E’ giunto il momento dell’ultima esibizione della serata e mi si pone davanti una scelta: New Order o Kings of Leon.
Io non mi faccio molti problemi dal momento in cui ho adorato “Music Complete” e non mai amato il rock classico della band americana ma trovo che comunque non sia stata una grande mossa, data la scarsa proposta della line-up, sovrapporre i tuoi due nomi di richiamo del primo giorno.
Finalmente mi emoziono: dalla prima nota di “Restless” (accompagnata da un montaggio veramente suggestivo di filmati originali del muro di Berlino) alla chiusura con “Love Will Tear Us Apart”, con sullo sfondo un retorico quanto sincero “Forever Joy Division”.

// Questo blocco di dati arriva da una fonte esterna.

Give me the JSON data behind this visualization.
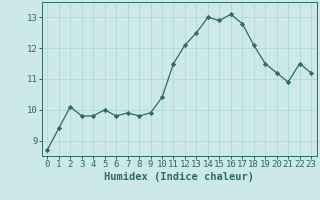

La cosa che mi colpisce di più è il coinvolgimento e la necessità di sbracciarmi e di ballare che mi trasmette ogni mia canzone, a partire dai classici come “Blue Monday”, “True Faith” e “Crystal”, arrivando alle ultime “Tutti i Frutti” e “Plastic”.
Questo mio coinvolgimento e la natura intrattenente del live mi sorprende ancora di più dal momento in cui poche ore prima assistevo ad il set di un guru della techno tedesca.
Comunque, esco completamente galvanizzato dall’ora e tre quarti di New Order ma abbastanza annoiato, se non addirittura infastidito, da tutto il resto.